O guia orienta escolas e famílias a observar sinais de sofrimento psicológico em crianças, adolescentes e servidores, como crises de ansiedade, dificuldade de concentração e alterações no sono. A recomendação é que os primeiros dias de aula priorizem atividades voltadas ao desenvolvimento de habilidades socioemocionais, como empatia, cooperação, autocuidado, resiliência e cultura de paz.

O secretário de Educação e Cultura, Reginaldo Prates, afirmou que a proposta é garantir um retorno seguro e humanizado e reforçar a atuação conjunta da rede de proteção. “A escola precisa continuar sendo um espaço de acolhimento, proteção e construção da cultura de paz. Este guia foi elaborado para apoiar nossas equipes gestoras, professores, estudantes e famílias neste momento delicado, fortalecendo a escuta, o cuidado emocional e a atuação integrada da rede de proteção”, disse.

O documento apresenta um cronograma de acolhimento em três etapas. No primeiro dia, as ações são voltadas ao fortalecimento das equipes escolares. No segundo, o foco recai sobre o acolhimento das famílias, com reuniões para esclarecimento de protocolos de segurança, canais de apoio e orientações sobre possíveis reações emocionais dos estudantes. No terceiro, as atividades são direcionadas aos alunos, com rodas de conversa, sequências didáticas e abordagens sobre bullying, preconceito, racismo, segurança e convivência escolar, além de uma seção específica voltada à Educação Especial.

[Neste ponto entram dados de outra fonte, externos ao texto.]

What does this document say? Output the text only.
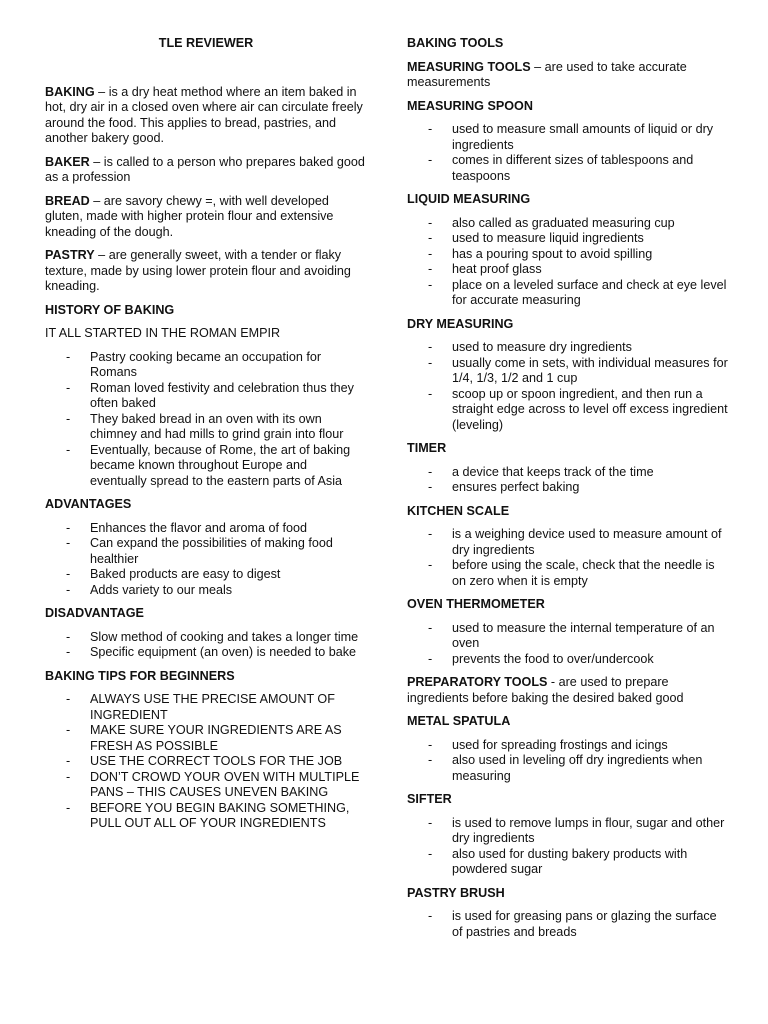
TLE REVIEWER

BAKING – is a dry heat method where an item baked in hot, dry air in a closed oven where air can circulate freely around the food. This applies to bread, pastries, and another bakery good.

BAKER – is called to a person who prepares baked good as a profession

BREAD – are savory chewy =, with well developed gluten, made with higher protein flour and extensive kneading of the dough.

PASTRY – are generally sweet, with a tender or flaky texture, made by using lower protein flour and avoiding kneading.

HISTORY OF BAKING
IT ALL STARTED IN THE ROMAN EMPIR
- Pastry cooking became an occupation for Romans
- Roman loved festivity and celebration thus they often baked
- They baked bread in an oven with its own chimney and had mills to grind grain into flour
- Eventually, because of Rome, the art of baking became known throughout Europe and eventually spread to the eastern parts of Asia
ADVANTAGES
- Enhances the flavor and aroma of food
- Can expand the possibilities of making food healthier
- Baked products are easy to digest
- Adds variety to our meals
DISADVANTAGE
- Slow method of cooking and takes a longer time
- Specific equipment (an oven) is needed to bake
BAKING TIPS FOR BEGINNERS
- ALWAYS USE THE PRECISE AMOUNT OF INGREDIENT
- MAKE SURE YOUR INGREDIENTS ARE AS FRESH AS POSSIBLE
- USE THE CORRECT TOOLS FOR THE JOB
- DON’T CROWD YOUR OVEN WITH MULTIPLE PANS – THIS CAUSES UNEVEN BAKING
- BEFORE YOU BEGIN BAKING SOMETHING, PULL OUT ALL OF YOUR INGREDIENTS
BAKING TOOLS

MEASURING TOOLS – are used to take accurate measurements

MEASURING SPOON
- used to measure small amounts of liquid or dry ingredients
- comes in different sizes of tablespoons and teaspoons
LIQUID MEASURING
- also called as graduated measuring cup
- used to measure liquid ingredients
- has a pouring spout to avoid spilling
- heat proof glass
- place on a leveled surface and check at eye level for accurate measuring
DRY MEASURING
- used to measure dry ingredients
- usually come in sets, with individual measures for 1/4, 1/3, 1/2 and 1 cup
- scoop up or spoon ingredient, and then run a straight edge across to level off excess ingredient (leveling)
TIMER
- a device that keeps track of the time
- ensures perfect baking
KITCHEN SCALE
- is a weighing device used to measure amount of dry ingredients
- before using the scale, check that the needle is on zero when it is empty
OVEN THERMOMETER
- used to measure the internal temperature of an oven
- prevents the food to over/undercook

PREPARATORY TOOLS - are used to prepare ingredients before baking the desired baked good

METAL SPATULA
- used for spreading frostings and icings
- also used in leveling off dry ingredients when measuring
SIFTER
- is used to remove lumps in flour, sugar and other dry ingredients
- also used for dusting bakery products with powdered sugar
PASTRY BRUSH
- is used for greasing pans or glazing the surface of pastries and breads
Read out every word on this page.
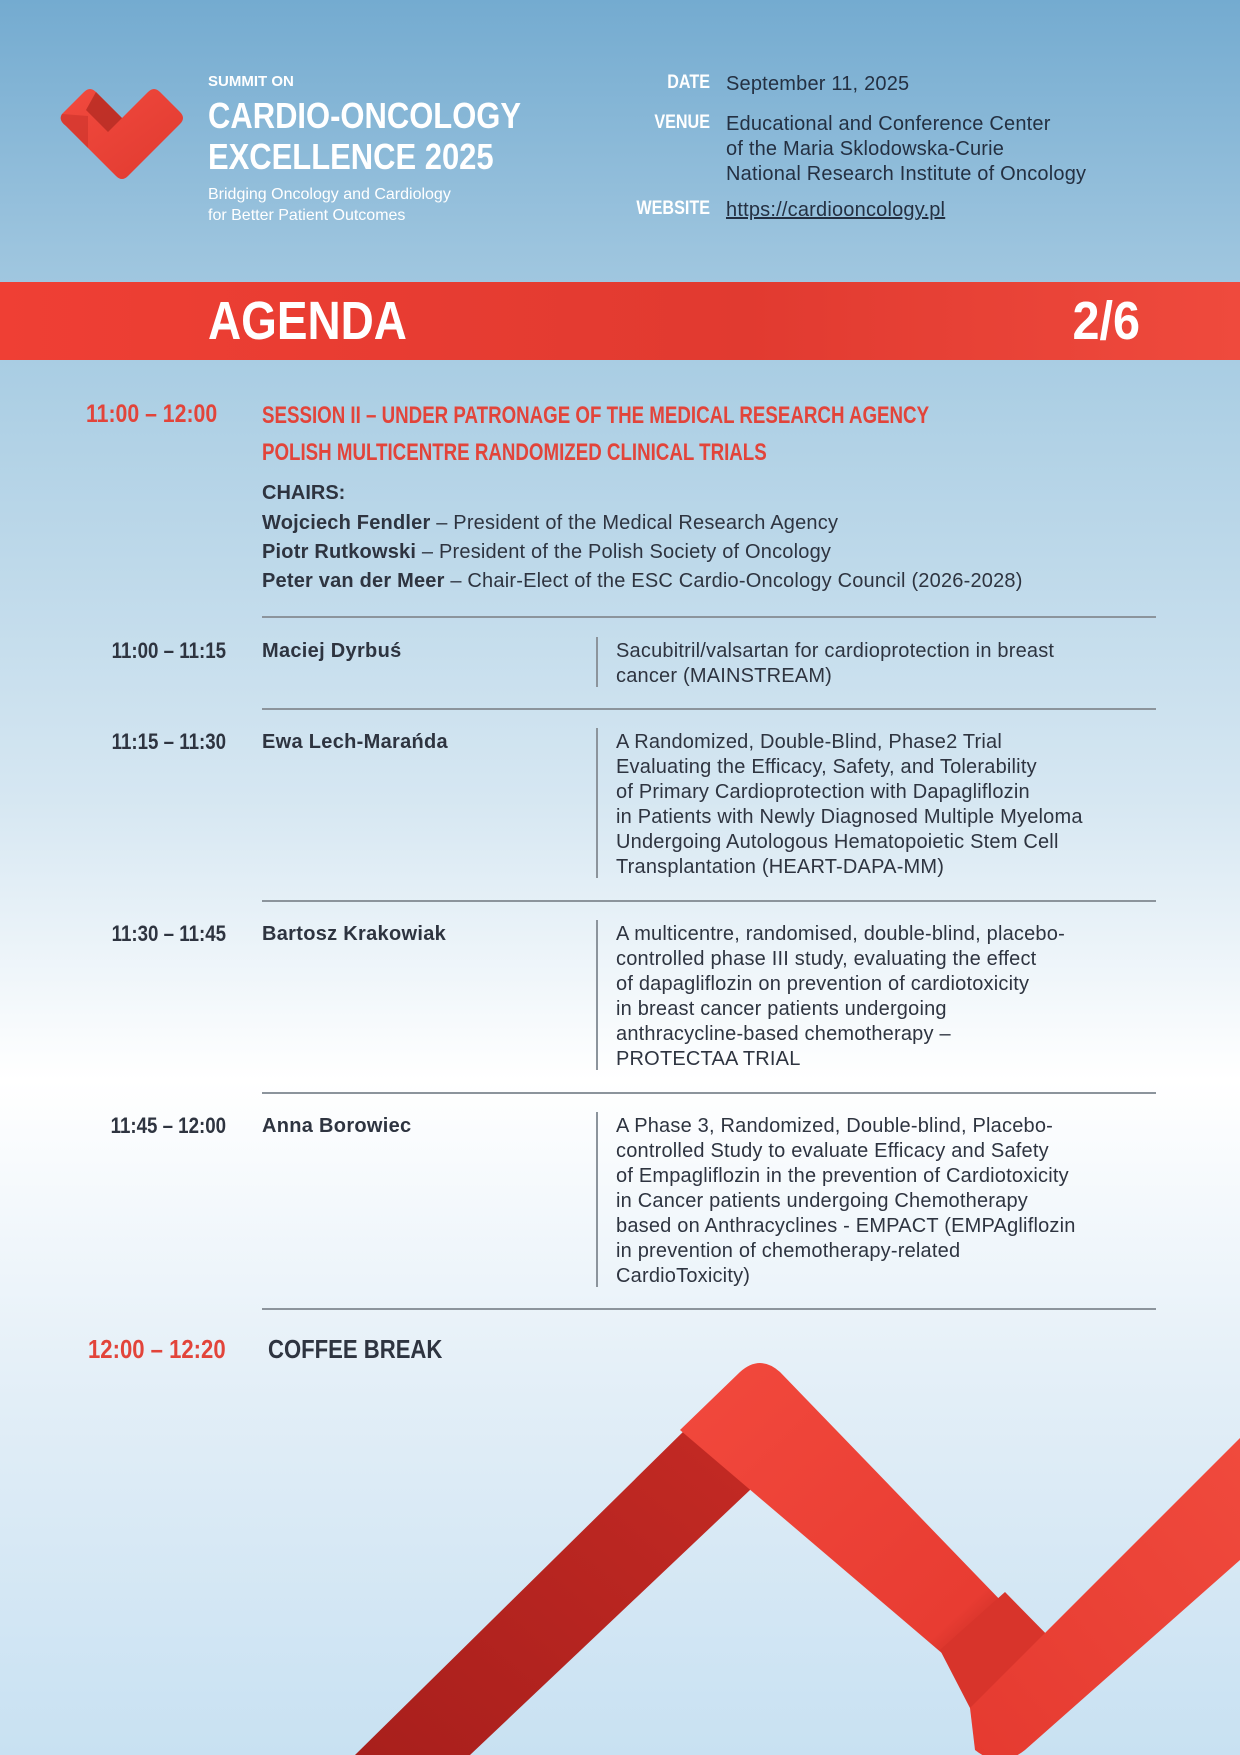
SUMMIT ON
CARDIO-ONCOLOGY
EXCELLENCE 2025
Bridging Oncology and Cardiology
for Better Patient Outcomes
DATE September 11, 2025
VENUE Educational and Conference Center
of the Maria Sklodowska-Curie
National Research Institute of Oncology
WEBSITE https://cardiooncology.pl
AGENDA	2/6
11:00 – 12:00 SESSION II – UNDER PATRONAGE OF THE MEDICAL RESEARCH AGENCY
POLISH MULTICENTRE RANDOMIZED CLINICAL TRIALS
CHAIRS:
Wojciech Fendler – President of the Medical Research Agency
Piotr Rutkowski – President of the Polish Society of Oncology
Peter van der Meer – Chair-Elect of the ESC Cardio-Oncology Council (2026-2028)
11:00 – 11:15 Maciej Dyrbuś	Sacubitril/valsartan for cardioprotection in breast
cancer (MAINSTREAM)
11:15 – 11:30 Ewa Lech-Marańda	A Randomized, Double-Blind, Phase2 Trial
Evaluating the Efficacy, Safety, and Tolerability
of Primary Cardioprotection with Dapagliflozin
in Patients with Newly Diagnosed Multiple Myeloma
Undergoing Autologous Hematopoietic Stem Cell
Transplantation (HEART-DAPA-MM)
11:30 – 11:45 Bartosz Krakowiak	A multicentre, randomised, double-blind, placebo-
controlled phase III study, evaluating the effect
of dapagliflozin on prevention of cardiotoxicity
in breast cancer patients undergoing
anthracycline-based chemotherapy –
PROTECTAA TRIAL
11:45 – 12:00 Anna Borowiec	A Phase 3, Randomized, Double-blind, Placebo-
controlled Study to evaluate Efficacy and Safety
of Empagliflozin in the prevention of Cardiotoxicity
in Cancer patients undergoing Chemotherapy
based on Anthracyclines - EMPACT (EMPAgliflozin
in prevention of chemotherapy-related
CardioToxicity)
12:00 – 12:20 COFFEE BREAK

Além das orientações pedagógicas, o guia traz um protocolo de segurança escolar com fluxos de atendimento para situações de ameaça, incluindo registro formal de ocorrências, acionamento da rede de proteção, acompanhamento psicológico e articulação com órgãos como Conselho Tutelar, Ministério Público, Cras, Creas e forças de segurança. A secretaria informou ainda que haverá reforço de policiamento ostensivo e visitas às unidades escolares, em parceria com a Polícia Militar, o Corpo de Bombeiros Militar e o Detran.